Except when it comes to the final stage. This stage is divided in four different parts just like the previous stage and the last part is the boss fight. Every boss fight so far is actually really easy and shouldn't be to much trouble, but the final boss fight really takes a lot of practice if you don't look up on the Internet how you are supposed to do. This wouldn't have been a problem if the game didn't send you back to 6-1 again if you die on the final boss. Considering how difficult 6-2 is it will take you some time to reach the boss again, so it's really difficult to figure out a strategy.

To make thing even worse you really only got one shot at the final boss if you have won over it's first form. You don't have to fight it the next time you reach the boss and start right away one the next form. The main problem is that the game doesn't refill your health now when you reach the boss, and since you will almost be half dead since the room before the boss is next to impossible to go through without taking many hits the game now demands total perfection from you on a boss that's at least 10 times tougher than all the previous ones. You only other option is to reset the game and hope that you will be able to beat the other forms on your first try this time..

Maybe some think that I'm overreacting over this, but I guess it's something you have to see with your own eyes to truly understand how unfair the programmers actually were.
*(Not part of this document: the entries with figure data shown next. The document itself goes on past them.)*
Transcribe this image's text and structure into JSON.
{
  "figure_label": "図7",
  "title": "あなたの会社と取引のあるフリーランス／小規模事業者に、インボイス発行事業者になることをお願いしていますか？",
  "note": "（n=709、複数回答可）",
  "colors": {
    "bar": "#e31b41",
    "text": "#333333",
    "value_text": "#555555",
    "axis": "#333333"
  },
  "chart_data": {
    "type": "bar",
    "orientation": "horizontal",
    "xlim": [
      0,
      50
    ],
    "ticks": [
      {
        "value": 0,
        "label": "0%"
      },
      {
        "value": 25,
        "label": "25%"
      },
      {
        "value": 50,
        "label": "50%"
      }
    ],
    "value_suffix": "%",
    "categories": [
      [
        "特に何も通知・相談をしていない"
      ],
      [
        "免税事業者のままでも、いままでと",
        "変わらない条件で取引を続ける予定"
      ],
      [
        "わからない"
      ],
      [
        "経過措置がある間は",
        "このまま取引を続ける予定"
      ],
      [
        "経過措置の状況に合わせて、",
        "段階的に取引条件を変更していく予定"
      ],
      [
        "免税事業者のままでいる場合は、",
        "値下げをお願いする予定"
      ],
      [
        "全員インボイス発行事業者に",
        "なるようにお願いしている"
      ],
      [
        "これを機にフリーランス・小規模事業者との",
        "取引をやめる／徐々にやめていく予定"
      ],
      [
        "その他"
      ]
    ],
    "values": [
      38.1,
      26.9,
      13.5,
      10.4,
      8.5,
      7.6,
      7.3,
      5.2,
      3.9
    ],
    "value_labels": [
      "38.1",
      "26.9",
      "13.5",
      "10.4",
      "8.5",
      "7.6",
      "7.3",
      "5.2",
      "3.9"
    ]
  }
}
Unless you really are a master on this game it will take you about 20 to 30 minutes to go from stage 6-1 to 6-4 since it's that difficult. You will then get killed by a boss after thirty seconds and then you have to start all over again. I strongly recommend that you use an emulator if you want to beat this game so you can use a savestate right before the final boss, or you might go insane if you try to beat the game without any "cheating".

This doesn't mean that Ninja Gaiden is not a good game. As I already said before it got an interesting story that will make you want to try again and again just to find out how the story progress. Except for the last stage the game isn't that unfair as some say either. It's just like how many other games were back in the day, you had to try again and again and again until you finally managed to beat a tough stage. And even if it may seem a little tougher than say the Mega Man series, at least you now get rewarded with some of the finest cut-scenes a Nes could ever produce. Maybe the game isn't one of the systems absolute biggest masterpieces, but it's one of those games that really feels rewarding to get further in.